Image of an ATX system case
A motherboard is the central printed circuit board (PCB) in a computer that holds many of the crucial components of the system, while providing connectors for other peripherals. The motherboard is sometimes alternatively known as the main board, system board. Most motherboards made nowadays are ATX. An ATX motherboard has the standard I/O (Input/output) connectors such as PS/2 ports, parallel ports, serial ports, etc, built onto the motherboard. Old AT motherboard on the other hand uses I/O cards and cables which requires to be plugged into the motherboard, which gets a bit untidy. AT motherboard requires AT keyboard and AT power supply. ATX motherboard fits into an ATX case and comes with an ATX power supply. The following is a picture of an ATX motherboard
Image of a motherboard
The processor (CPU, for Central Processing Unit) is the computer’s brain. It allows the processing of numeric data, information entered in binary form, and the execution of instructions stored in memory. The Central Processing Unit (CPU) is responsible for interpreting and executing most of the commands from the computer’s hardware and software. It is often called the “brains” of the computer.
Image of a processor
A memory is the name given to a silicon chips that stores volatile computer data. The word Volatile means that the contents of memory will be lost if the power of the computer switched off. Memory stores some of your operating system and application data while it is being run. The more memory you have in your computer the higher the amount of application you can run simultaneously, and will provide an overall better system performance.

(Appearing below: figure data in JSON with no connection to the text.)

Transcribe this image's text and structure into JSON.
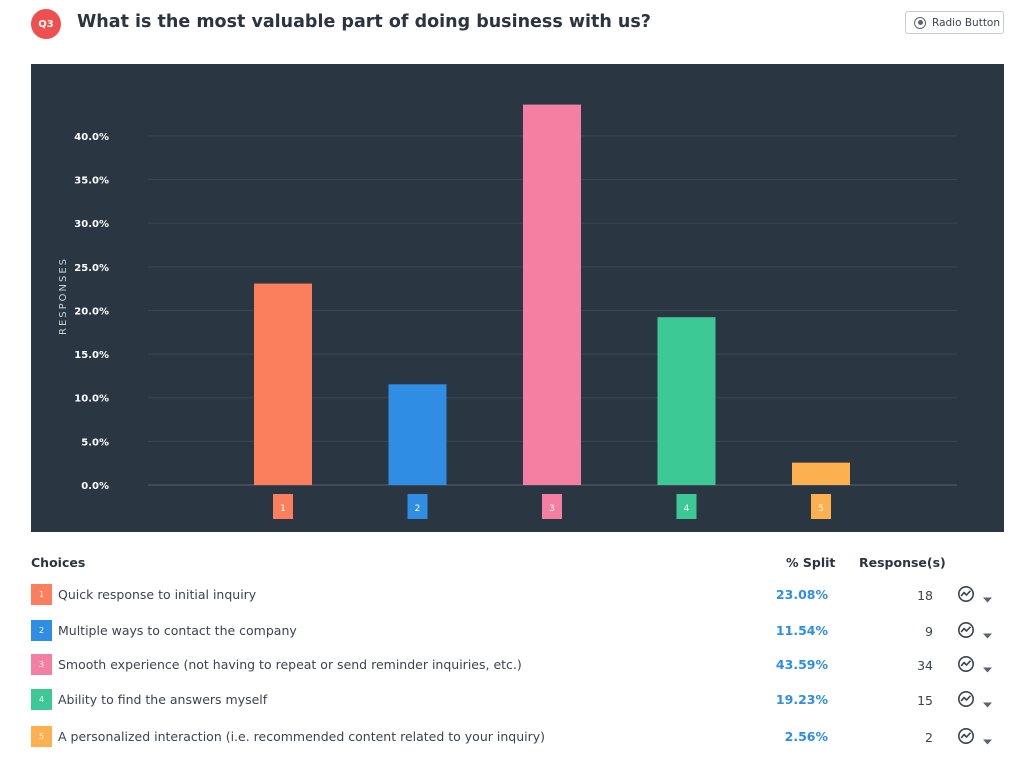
{
  "question": {
    "badge": "Q3",
    "title": "What is the most valuable part of doing business with us?",
    "type_label": "Radio Button"
  },
  "colors": {
    "background_panel": "#2a3641",
    "badge": "#ee4f4f",
    "split_text": "#2f8de4"
  },
  "chart_data": {
    "type": "bar",
    "ylabel": "RESPONSES",
    "xlabel": "",
    "categories": [
      "1",
      "2",
      "3",
      "4",
      "5"
    ],
    "values": [
      23.08,
      11.54,
      43.59,
      19.23,
      2.56
    ],
    "colors": [
      "#fb7f5c",
      "#2f8de4",
      "#f47fa3",
      "#3dc995",
      "#fdb04f"
    ],
    "yticks": [
      "0.0%",
      "5.0%",
      "10.0%",
      "15.0%",
      "20.0%",
      "25.0%",
      "30.0%",
      "35.0%",
      "40.0%"
    ],
    "ylim": [
      0,
      44
    ],
    "grid": true
  },
  "table": {
    "headers": {
      "choices": "Choices",
      "split": "% Split",
      "responses": "Response(s)"
    },
    "rows": [
      {
        "num": "1",
        "label": "Quick response to initial inquiry",
        "split": "23.08%",
        "count": "18",
        "color": "#fb7f5c"
      },
      {
        "num": "2",
        "label": "Multiple ways to contact the company",
        "split": "11.54%",
        "count": "9",
        "color": "#2f8de4"
      },
      {
        "num": "3",
        "label": "Smooth experience (not having to repeat or send reminder inquiries, etc.)",
        "split": "43.59%",
        "count": "34",
        "color": "#f47fa3"
      },
      {
        "num": "4",
        "label": "Ability to find the answers myself",
        "split": "19.23%",
        "count": "15",
        "color": "#3dc995"
      },
      {
        "num": "5",
        "label": "A personalized interaction (i.e. recommended content related to your inquiry)",
        "split": "2.56%",
        "count": "2",
        "color": "#fdb04f"
      }
    ],
    "row_icon": "analytics-chart-icon",
    "row_caret_icon": "caret-down-icon"
  }
}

Memory comes in different forms. The older system uses SDRAM, while the current system uses DDR-SDRAM (Double Data Rate Synchronous Dynamic Random Access Memory).
Image of a memory module
CHAPTER 3 RELEVANCE OF WORK EXPERIENCE TO STUDIES
At Nigerian civil aviation authority (NCAA) I was exposed to new practical experience of networking, system maintenance and Information Technology. All the theoretical aspects that I have learnt over the years at the university are relevant to my work experience and I have seen how my experiences can be applied to this fast developing IT world.
CHAPTER 4 CONCLUSION AND RECOMENDATION
From this experience carried out during the industrial training period. I hereby humbly make the following recommendation believing that when carefully followed there will be a way forward to a better future.
1. Six months of SIWES should be strictly adhered to because there is really much to learn
2. ITF should pay students during training to alleviate the problems of transportation than waiting till the end of the program
3. ITF should pay students during training to alleviate the problems of transportation than waiting till the end of the programme. The present allowance should be reviewed upward to reflect present economic realities.
4. The supervisors from the universities and ITF should visit the students at the right time, as this really would be a motivation
My SIWES was a very successful one, I had an insight of the information security world. I have now known the power of networking and computer maintenance. With this, I will be able setup a simple network and maintain my computer and other devices.
SIWES as a course has truly exposed me to the challenges faced in a growing information world that is dependent on computers.